これで、少年誌で漫画化するなら大久保先生というのはこの物語の鉄板になっただろうか。
「これでよし、という訳で傷心のおねえさんを慰めるのだ、統那君」
「傷心なんてどこにも見えない!」
「傷心の呵責を感じるわ……」
「そんなアクティブな傷心は無い!」
悪意の跋扈ならそこら中にあるけど。
「あーのさー、もうあきたんだけど、このぞんびじょうたい」
説明するまでもなく、阿木本は形の一切を元に戻した状態で……テンションをものすごい下げていた。

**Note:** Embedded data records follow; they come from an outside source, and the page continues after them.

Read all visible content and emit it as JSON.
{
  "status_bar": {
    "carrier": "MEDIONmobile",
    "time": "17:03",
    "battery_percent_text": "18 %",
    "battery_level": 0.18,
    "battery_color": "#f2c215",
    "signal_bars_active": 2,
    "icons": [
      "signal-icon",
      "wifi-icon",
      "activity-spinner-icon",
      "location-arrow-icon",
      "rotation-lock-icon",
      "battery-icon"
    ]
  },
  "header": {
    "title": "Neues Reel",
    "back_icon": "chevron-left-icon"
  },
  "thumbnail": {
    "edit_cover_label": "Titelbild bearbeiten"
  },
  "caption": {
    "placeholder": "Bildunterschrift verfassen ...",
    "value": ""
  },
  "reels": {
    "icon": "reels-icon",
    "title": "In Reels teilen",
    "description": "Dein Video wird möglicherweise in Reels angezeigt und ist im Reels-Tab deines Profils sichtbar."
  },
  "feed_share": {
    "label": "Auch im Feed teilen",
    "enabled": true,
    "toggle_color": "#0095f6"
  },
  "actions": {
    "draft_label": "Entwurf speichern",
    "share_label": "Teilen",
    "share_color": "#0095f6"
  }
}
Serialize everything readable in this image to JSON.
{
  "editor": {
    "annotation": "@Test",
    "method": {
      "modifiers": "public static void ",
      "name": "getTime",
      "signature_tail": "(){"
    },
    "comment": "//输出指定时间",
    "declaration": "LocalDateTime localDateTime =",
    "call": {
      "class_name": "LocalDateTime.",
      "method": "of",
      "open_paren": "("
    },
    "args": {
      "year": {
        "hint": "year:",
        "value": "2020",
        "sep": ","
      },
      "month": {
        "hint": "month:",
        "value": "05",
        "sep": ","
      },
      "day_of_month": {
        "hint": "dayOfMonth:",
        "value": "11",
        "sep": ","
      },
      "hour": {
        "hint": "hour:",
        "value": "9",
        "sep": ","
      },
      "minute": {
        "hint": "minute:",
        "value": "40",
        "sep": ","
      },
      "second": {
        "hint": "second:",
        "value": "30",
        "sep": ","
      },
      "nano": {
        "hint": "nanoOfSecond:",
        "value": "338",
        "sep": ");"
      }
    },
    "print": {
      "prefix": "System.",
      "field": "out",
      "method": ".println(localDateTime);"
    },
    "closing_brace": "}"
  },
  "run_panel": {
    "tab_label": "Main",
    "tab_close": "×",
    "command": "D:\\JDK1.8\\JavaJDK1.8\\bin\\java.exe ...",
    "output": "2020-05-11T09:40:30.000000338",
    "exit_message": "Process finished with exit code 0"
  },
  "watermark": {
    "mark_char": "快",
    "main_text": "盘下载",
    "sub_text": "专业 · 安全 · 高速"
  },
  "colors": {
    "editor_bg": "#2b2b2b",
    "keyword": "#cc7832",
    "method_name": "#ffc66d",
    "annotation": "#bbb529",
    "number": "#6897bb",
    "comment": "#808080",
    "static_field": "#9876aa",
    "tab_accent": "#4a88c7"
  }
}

「てーいうかそろそろわたしのかいふくりょくについてかたるべきときがやってきたのかな?」
「……いや、もうみんな分かってると思うから。言わぬが花だろう、っていう気遣いで喋ってないだけ」
「気違いの気遣いって迷惑だよね~」
「後ろ、うるさい!」
真実を語るな!
僕が気遣ってるとか、思うなよ(!?)
「……なーんかこのままひきのばしてもしょうがないきがしてきたね。それなら、わたしがかそくしてあげるよ。そのついでにおもしろいのうりょくをみせてあげるね」
すぅ……はあ、と呼吸を済ませて、まとう空気をがらりと変えると、表情を殺戮した。
冷え切りも煮え切りもしない、物理的すぎる表情だった。
「巫山戯ないで喋ってみれば、私の通り名は〝夢遊病魔〟という面倒の極まりが無いもので、使っていた技は〝空即是色〟と〝色即是空〟なんだけど、更に〝夢幻抱締〟も使うと良い感じだね」
そう言って、番鳥の方を見て、こう言った。
「『番鳥優子の武器貸借能力』は、二度と起きない」
と、前書きで述べる前に作者の存在が忘れられたりしてる。